Está a trabalhar, a ler ou simplesmente a olhar para o telemóvel quando, de repente, a pálpebra começa a tremer. Não dói, não altera a visão, mas é irritante. E a primeira pergunta surge de imediato: será que isto é grave?
A boa notícia é que, na esmagadora maioria dos casos, não é. Chama-se mioquimia palpebral e é uma contração involuntária do músculo orbicular (o músculo que rodeia o olho). Afeta geralmente apenas uma pálpebra de cada vez, quase sempre a inferior, e tende a desaparecer sozinha em dias ou poucas semanas, segundo o oftalmologista Dr. Mateus Martins Cortez Vilar, médico especialista na área.

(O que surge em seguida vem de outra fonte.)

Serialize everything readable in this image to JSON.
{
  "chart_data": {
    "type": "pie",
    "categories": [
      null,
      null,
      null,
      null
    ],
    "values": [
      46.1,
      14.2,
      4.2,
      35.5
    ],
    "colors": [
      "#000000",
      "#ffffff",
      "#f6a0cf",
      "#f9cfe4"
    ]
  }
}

Porque é que a pálpebra treme?
As causas mais comuns são bem conhecidas: stress, privação de sono, consumo excessivo de cafeína, olho seco e uso prolongado de ecrãs. Na maioria dos casos, bastam ajustes simples no dia a dia para resolver o problema.
O stress, por exemplo, liberta cortisol e adrenalina, substâncias que colocam os músculos em estado de hiperestimulação. Os músculos pequenos, como os das pálpebras, são particularmente sensíveis a estas hormonas. Resultado: movem-se sozinhos, sem aviso.

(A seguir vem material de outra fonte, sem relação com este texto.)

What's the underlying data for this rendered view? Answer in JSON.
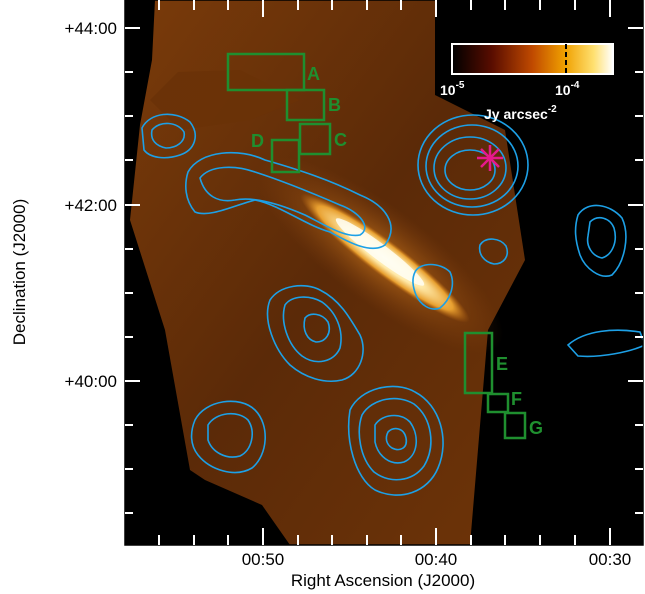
{
  "figure": {
    "x_axis_title": "Right Ascension (J2000)",
    "y_axis_title": "Declination (J2000)",
    "x_tick_labels": [
      "00:50",
      "00:40",
      "00:30"
    ],
    "y_tick_labels": [
      "+44:00",
      "+42:00",
      "+40:00"
    ]
  },
  "colorbar": {
    "tick_low": "10",
    "tick_low_exp": "-5",
    "tick_high": "10",
    "tick_high_exp": "-4",
    "unit_text": "Jy arcsec",
    "unit_exp": "-2"
  },
  "regions": [
    {
      "label": "A"
    },
    {
      "label": "B"
    },
    {
      "label": "C"
    },
    {
      "label": "D"
    },
    {
      "label": "E"
    },
    {
      "label": "F"
    },
    {
      "label": "G"
    }
  ],
  "colors": {
    "background": "#000000",
    "contour": "#1da0e6",
    "region": "#1f8f2f",
    "marker": "#e6198c",
    "map_dark": "#3a1a05",
    "map_mid": "#a5560f",
    "map_bright": "#fff6d8"
  }
}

A carência de vitamina B12, magnésio e potássio também pode provocar espasmos involuntários, dado o papel destes nutrientes no funcionamento adequado da musculatura. E há um dado que merece atenção: um estudo publicado na revista especializada Cureus, com 206 participantes, encontrou uma correlação significativa entre o tempo diário de exposição a ecrãs digitais e a duração dos episódios de tremor.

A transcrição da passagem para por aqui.